Adaptive HTTP Streaming media is split up into many small segments (or "chunks"). Each media segment contains a few seconds of the media. Segments are loaded into a media player as they become needed. Media segments are fetched from a server using regular HTTP requests. The media is usually provided in several qualities (or bitrates) to accommodate playing the media during different network conditions.
The advantages of Adaptive HTTP Streaming is:
The media is available in different qualities. Segments with the same index has the same duration for all qualities, making it possible for the player to change media quality at the end of each segment played.
PureLoad/PureTest, and of course real media players, first reads meta data about the stream to determine what qualities are available and to construct URLs for the media segments to be downloaded. Meta data files are usually referred to as Manifests. Manifest files are fetched using HTTP requests.
Different streaming protocols have different formats for the
manifests. Some streaming protocols may also split manifests into
several files making it necessary to do several HTTP requests to
acquire the information. Other protocols use only one manifest
file for all the necessary information.
Some streaming protocols have different streams for audio and
video. This allows e.g. for supporting different languages. There
is one media playlist manifest for each audio stream as well as
for each video stream. When separate audio is present, audio and
video are downloaded and run in parallel.
A real-world media player will choose to download Media Segments
of the best possible quality with respect to network throughput.
As network throughput increases, higher quality media will be
downloaded. This behavior is not desirable during load testing
since test runs must be comparable.
When constructing a HTTP Streaming Load Test, a fixed
media quality is chosen for a fixed number of Media
Segments. In this way two test runs will demand the exact same
amount of bandwidth. This makes it possible to compare test
runs on, for instance, things like the total slack/sleep time or
the number of failed downloads.
To mimic adaptivity the media quality can be set up to
change as desired using the HttpStreamingXyzSetQualityTask (example here). This means
that you could have a scenario that always plays like this:
In cases where you do want the test to automatically adapt the
quality depending on actual network bandwidth, this can be done by
configuring an Expected Bitrate, Downshift Threshold,
Upshift Threshold and Consecutive Threshold Exceedings
in the HttpStreamingXyzSetQualityTask.
When a segment is downloaded the actual bit rate is measured. If
the actual bit rate is lower than the downshift threshold for the
specified number of consecutive times, a downshift will occur. And
similarly if the actual bit rate is higher than the upshift
threshold.
For example say that an expected bit rate of 1000 kbits per second
is specified. If the bit rate downloading a segment is more than
1500 kbits per second an upshift will be done, etc.

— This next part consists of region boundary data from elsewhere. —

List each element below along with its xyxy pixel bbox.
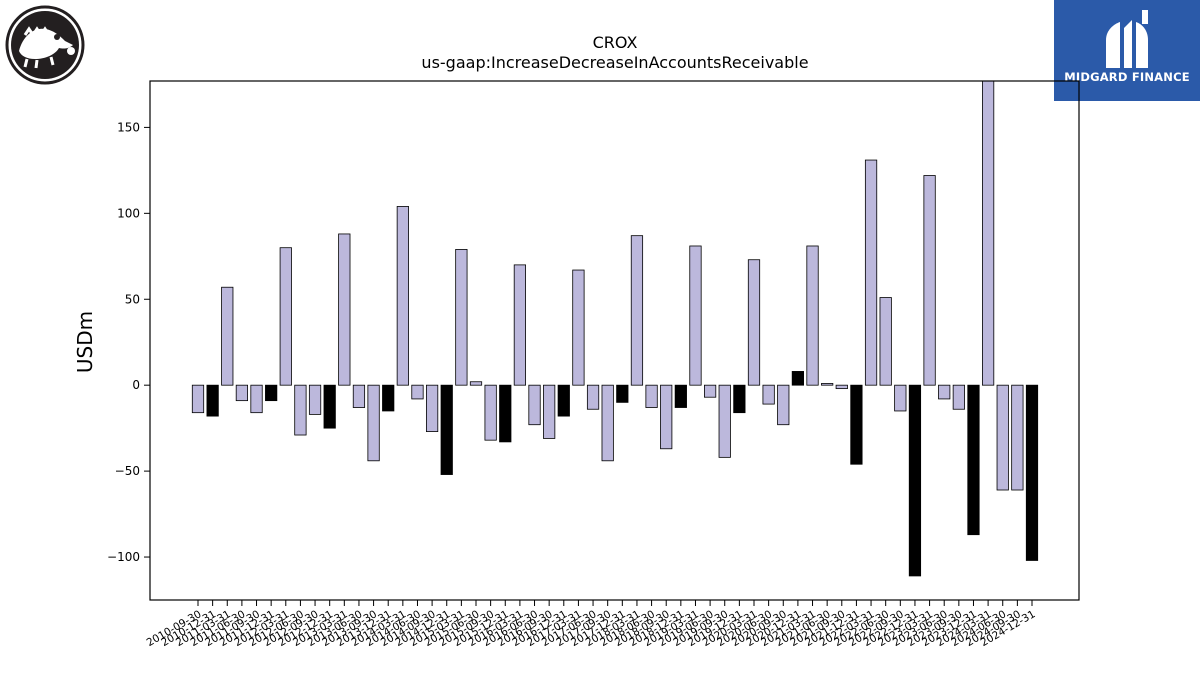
bar-2018-09-30 xyxy=(660,384,673,450)
chart-title: CROX xyxy=(593,33,638,52)
bar-2019-03-31 xyxy=(689,245,702,386)
bar-2022-03-31 xyxy=(864,159,878,386)
bar-2015-03-31 xyxy=(455,249,468,386)
bar-2018-06-30 xyxy=(645,384,658,408)
bar-2013-03-31 xyxy=(338,233,351,386)
bar-2024-03-31 xyxy=(982,80,995,386)
bar-2017-12-31 xyxy=(616,384,629,403)
bar-2020-06-30 xyxy=(762,384,775,405)
bar-2012-09-30 xyxy=(308,384,322,415)
bar-2021-03-31 xyxy=(806,245,819,386)
bar-2018-03-31 xyxy=(630,235,644,386)
y-tick-label: −50 xyxy=(115,464,140,478)
bar-2020-12-31 xyxy=(791,371,805,386)
bar-2019-06-30 xyxy=(704,384,717,398)
bar-2023-06-30 xyxy=(938,384,951,400)
chart-subtitle: us-gaap:IncreaseDecreaseInAccountsReceiv… xyxy=(421,53,808,72)
bar-2021-12-31 xyxy=(850,384,863,465)
bar-2013-09-30 xyxy=(367,384,380,462)
crocodile-logo-icon xyxy=(5,5,85,85)
bar-2020-09-30 xyxy=(777,384,790,426)
y-tick-label: 150 xyxy=(117,120,140,134)
bar-2017-09-30 xyxy=(601,384,614,462)
y-tick-label: 0 xyxy=(132,378,140,392)
bar-2024-12-31 xyxy=(1025,384,1039,561)
bar-2011-03-31 xyxy=(221,286,234,386)
bar-2019-12-31 xyxy=(733,384,746,414)
bar-2024-06-30 xyxy=(996,384,1009,491)
bar-2014-12-31 xyxy=(440,384,453,475)
y-tick-label: 100 xyxy=(117,206,140,220)
bar-2013-12-31 xyxy=(382,384,395,412)
bar-2016-09-30 xyxy=(543,384,556,439)
bars-group xyxy=(191,80,1039,577)
bar-2022-12-31 xyxy=(908,384,922,577)
y-tick-label: −100 xyxy=(107,550,140,564)
bar-2023-12-31 xyxy=(967,384,980,536)
bar-2011-12-31 xyxy=(265,384,278,402)
bar-2021-06-30 xyxy=(821,383,834,386)
bar-2012-06-30 xyxy=(294,384,307,436)
bar-2015-12-31 xyxy=(499,384,512,443)
y-axis-label: USDm xyxy=(73,311,97,373)
bar-2023-09-30 xyxy=(952,384,965,410)
bar-2014-09-30 xyxy=(425,384,439,432)
y-tick-label: 50 xyxy=(125,292,140,306)
bar-2011-09-30 xyxy=(250,384,263,414)
bar-2023-03-31 xyxy=(923,175,936,386)
bar-2016-12-31 xyxy=(557,384,570,417)
bar-2021-09-30 xyxy=(835,384,848,390)
bar-2016-06-30 xyxy=(528,384,541,426)
bar-2024-09-30 xyxy=(1011,384,1024,491)
plot-frame xyxy=(149,80,1080,601)
bar-2014-06-30 xyxy=(411,384,424,400)
x-axis: 2010-09-302010-12-312011-03-312011-06-30… xyxy=(145,600,1038,649)
midgard-finance-wordmark: MIDGARD FINANCE xyxy=(1064,70,1190,84)
bar-2017-06-30 xyxy=(586,384,600,410)
bar-2010-09-30 xyxy=(191,384,205,414)
bar-2020-03-31 xyxy=(747,259,761,386)
bar-2014-03-31 xyxy=(396,206,409,386)
bar-2012-12-31 xyxy=(323,384,336,429)
midgard-finance-logo-icon: MIDGARD FINANCE xyxy=(1054,0,1200,101)
bar-2018-12-31 xyxy=(674,384,687,408)
y-axis: −100 −50 0 50 100 150 xyxy=(107,120,150,564)
bar-2011-06-30 xyxy=(235,384,249,402)
bar-2012-03-31 xyxy=(279,247,292,386)
bar-2022-09-30 xyxy=(894,384,907,412)
bar-2013-06-30 xyxy=(352,384,366,408)
bar-2019-09-30 xyxy=(718,384,731,458)
bar-2010-12-31 xyxy=(206,384,219,417)
bar-2015-09-30 xyxy=(484,384,497,441)
bar-2022-06-30 xyxy=(879,297,892,386)
bar-2016-03-31 xyxy=(513,264,527,386)
bar-2017-03-31 xyxy=(572,269,585,386)
bar-2015-06-30 xyxy=(469,381,483,386)
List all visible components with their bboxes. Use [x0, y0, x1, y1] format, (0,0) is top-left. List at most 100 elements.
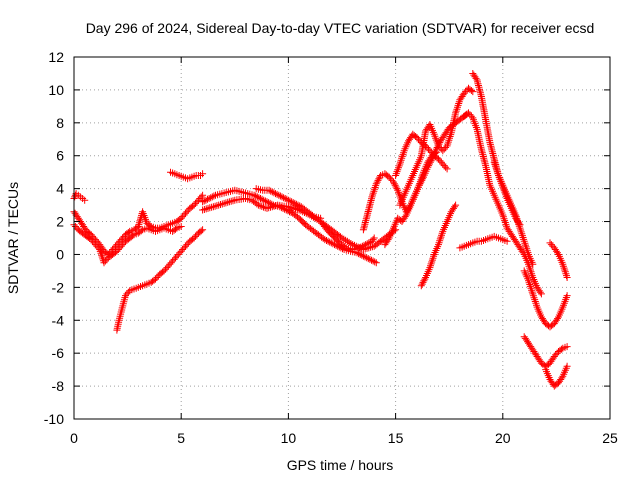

Down or up-shift will only be done if possible (as specified by
read manifests) and never to a higher quality than what is set as
Media Quality in the HttpStreamingXxxSetQualityTask.
To simplify test set up and execution there are no parameters to control audio in the load tests. If there is separate audio media, the first available audio playlist will be chosen. Audio media is then downloaded together with video in a way that guarantees the audio to run at least as long as the loaded video segments.
A comparison between load test execution and player behavior.
PureLoad/PureTest loads a Media Segment after the previous segment
has finished. It then sleeps the time that remains of the
currently loaded media segment's running time.